New York’s regular-season finish kept its rhythm Friday night at Madison Square Garden. The Knicks (53-29) handled the Atlanta Hawks (46-36) 113-102, leaning on a steady start, a decisive fourth quarter and a game script that mirrored the pregame indicators: New York’s higher implied win probability (67.1%), a massive CPI differential (28.3), and a home profile built to punish mistakes.
How the game swung
The Knicks won the first quarter 30-24, absorbed Atlanta’s best punch in the second (Hawks 31-27), then took control after halftime with a 26-19 third quarter that flipped the tone. Even when Atlanta made one last push with 28 points in the fourth, New York answered with 30 of its own to keep the margin intact and close the door.
The deciding factors: free throws, rebounds, and a cleaner possession game
New York’s clearest advantage came at the stripe. The Knicks went 25-for-30 on free throws, while Atlanta finished 12-for-19. That gap mattered in a game where both teams generated plenty of perimeter volume and neither side overwhelmed the other with turnovers.
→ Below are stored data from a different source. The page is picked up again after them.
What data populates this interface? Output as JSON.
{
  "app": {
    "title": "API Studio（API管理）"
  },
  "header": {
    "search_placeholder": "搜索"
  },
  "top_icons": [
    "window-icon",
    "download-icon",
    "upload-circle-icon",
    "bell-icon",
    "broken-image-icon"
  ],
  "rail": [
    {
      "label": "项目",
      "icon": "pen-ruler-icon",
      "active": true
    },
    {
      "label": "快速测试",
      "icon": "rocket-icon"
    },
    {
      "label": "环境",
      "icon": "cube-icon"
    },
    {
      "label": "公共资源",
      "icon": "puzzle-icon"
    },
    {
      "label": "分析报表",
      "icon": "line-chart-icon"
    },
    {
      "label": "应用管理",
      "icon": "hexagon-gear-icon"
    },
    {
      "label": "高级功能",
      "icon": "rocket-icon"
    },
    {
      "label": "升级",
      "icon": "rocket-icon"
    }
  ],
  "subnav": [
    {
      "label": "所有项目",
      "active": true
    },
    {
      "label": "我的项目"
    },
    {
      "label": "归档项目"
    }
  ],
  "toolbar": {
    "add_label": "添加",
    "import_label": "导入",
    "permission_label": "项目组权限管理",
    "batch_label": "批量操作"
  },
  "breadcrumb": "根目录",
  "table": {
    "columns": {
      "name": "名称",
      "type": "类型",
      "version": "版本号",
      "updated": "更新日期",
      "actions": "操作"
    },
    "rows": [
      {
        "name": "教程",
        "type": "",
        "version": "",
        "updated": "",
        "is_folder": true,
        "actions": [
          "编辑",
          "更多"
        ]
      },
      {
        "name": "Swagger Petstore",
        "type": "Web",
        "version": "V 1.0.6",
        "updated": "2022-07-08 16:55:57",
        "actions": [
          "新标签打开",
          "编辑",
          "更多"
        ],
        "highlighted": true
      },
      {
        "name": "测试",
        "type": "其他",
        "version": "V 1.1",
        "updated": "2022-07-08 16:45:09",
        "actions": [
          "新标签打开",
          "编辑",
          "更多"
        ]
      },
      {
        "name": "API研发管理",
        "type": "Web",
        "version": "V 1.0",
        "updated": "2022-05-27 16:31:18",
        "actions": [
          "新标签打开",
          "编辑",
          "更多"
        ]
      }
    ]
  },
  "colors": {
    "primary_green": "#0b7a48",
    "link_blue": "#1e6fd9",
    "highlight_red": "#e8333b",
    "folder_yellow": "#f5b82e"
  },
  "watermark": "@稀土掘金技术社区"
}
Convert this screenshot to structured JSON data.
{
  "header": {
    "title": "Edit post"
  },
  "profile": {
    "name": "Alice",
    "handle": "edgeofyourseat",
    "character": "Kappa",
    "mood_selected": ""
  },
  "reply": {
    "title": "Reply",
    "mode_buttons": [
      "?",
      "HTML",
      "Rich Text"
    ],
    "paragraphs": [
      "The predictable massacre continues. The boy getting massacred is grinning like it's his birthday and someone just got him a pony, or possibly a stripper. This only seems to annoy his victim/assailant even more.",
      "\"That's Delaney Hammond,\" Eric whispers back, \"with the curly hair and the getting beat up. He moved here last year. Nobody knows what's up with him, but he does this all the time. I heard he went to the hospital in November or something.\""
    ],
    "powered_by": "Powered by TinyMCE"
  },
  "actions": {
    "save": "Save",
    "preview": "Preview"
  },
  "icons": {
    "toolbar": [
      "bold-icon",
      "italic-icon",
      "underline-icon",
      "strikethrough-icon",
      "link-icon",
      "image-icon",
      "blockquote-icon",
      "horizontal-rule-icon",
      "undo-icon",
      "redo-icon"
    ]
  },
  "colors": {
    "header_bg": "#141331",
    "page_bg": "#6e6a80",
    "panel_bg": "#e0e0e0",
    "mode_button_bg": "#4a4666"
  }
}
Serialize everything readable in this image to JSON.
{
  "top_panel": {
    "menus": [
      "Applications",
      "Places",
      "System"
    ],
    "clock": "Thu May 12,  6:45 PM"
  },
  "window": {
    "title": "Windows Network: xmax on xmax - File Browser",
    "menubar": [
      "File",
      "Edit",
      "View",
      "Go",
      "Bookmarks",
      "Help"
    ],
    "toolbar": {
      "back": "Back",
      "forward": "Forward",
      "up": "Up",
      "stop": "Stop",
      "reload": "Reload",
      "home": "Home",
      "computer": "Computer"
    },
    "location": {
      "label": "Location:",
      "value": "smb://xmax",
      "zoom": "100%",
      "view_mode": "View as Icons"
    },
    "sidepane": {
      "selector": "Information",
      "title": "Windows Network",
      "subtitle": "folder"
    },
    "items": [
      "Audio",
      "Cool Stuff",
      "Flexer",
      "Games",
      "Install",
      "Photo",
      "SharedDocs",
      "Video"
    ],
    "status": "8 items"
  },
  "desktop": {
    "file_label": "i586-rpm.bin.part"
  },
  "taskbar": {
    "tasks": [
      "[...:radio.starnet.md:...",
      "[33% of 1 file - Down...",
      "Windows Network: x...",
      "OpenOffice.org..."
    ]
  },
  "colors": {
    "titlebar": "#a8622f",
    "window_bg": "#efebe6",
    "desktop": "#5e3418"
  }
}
On the glass, New York also held a 45-40 rebounding edge, giving the Knicks more chances to survive cold stretches and stay organized late. And while the turnover battle was close, New York still finished slightly cleaner (11 turnovers to Atlanta’s 12), a small but meaningful edge in a game that never fully devolved into chaos.
Atlanta’s shot profile kept it close — but the margin for error was thin
The Hawks’ offense leaned heavily on the three: 37 of their 50 field-goal attempts came from deep, and they hit 14. That kind of volume can flatten talent gaps quickly, and it showed during Atlanta’s second-quarter surge.
But the rest of Atlanta’s efficiency package didn’t keep pace. The Hawks shot 24-for-50 overall and left points at the line (12-for-19). Against a Knicks team that converted 26-of-55 from the field and lived at the stripe, Atlanta needed either a bigger possession advantage or a cleaner free-throw night to make the math work.
Why this aligned with the pregame picture
On paper, this matchup leaned New York: a 53-29 record, a 14-4 home split, and a market that priced the Knicks as clear favorites. The CPI matchup was even more lopsided — New York at 85.18 (ranked 10) versus Atlanta at 56.89 (ranked 38), a 28.3-point differential that suggested the Knicks had more ways to win even if the shooting variance tilted.
Both teams came in equally rested (six days, one game in the last seven), so fatigue wasn’t a separator. Execution was. New York’s ability to consistently manufacture free throws and finish possessions with rebounds was the difference between a competitive game and a late coin flip.
Injuries and rotation pressure
Atlanta played without Jock Landale (out, right high ankle). New York had no significant injuries reported. Over 48 minutes, the Knicks’ steadier availability showed up in the most repeatable areas — physicality on the glass and the ability to keep pressure on the rim and the whistle — while Atlanta’s path relied more on high-variance perimeter volume.
What it means going forward
New York’s win was less about one explosive stretch and more about a familiar formula: win early, win the margins, and finish with composure. For Atlanta, the three-point volume created real stress, but the Hawks couldn’t pair it with enough free-throw efficiency or extra possessions to steal the game at MSG.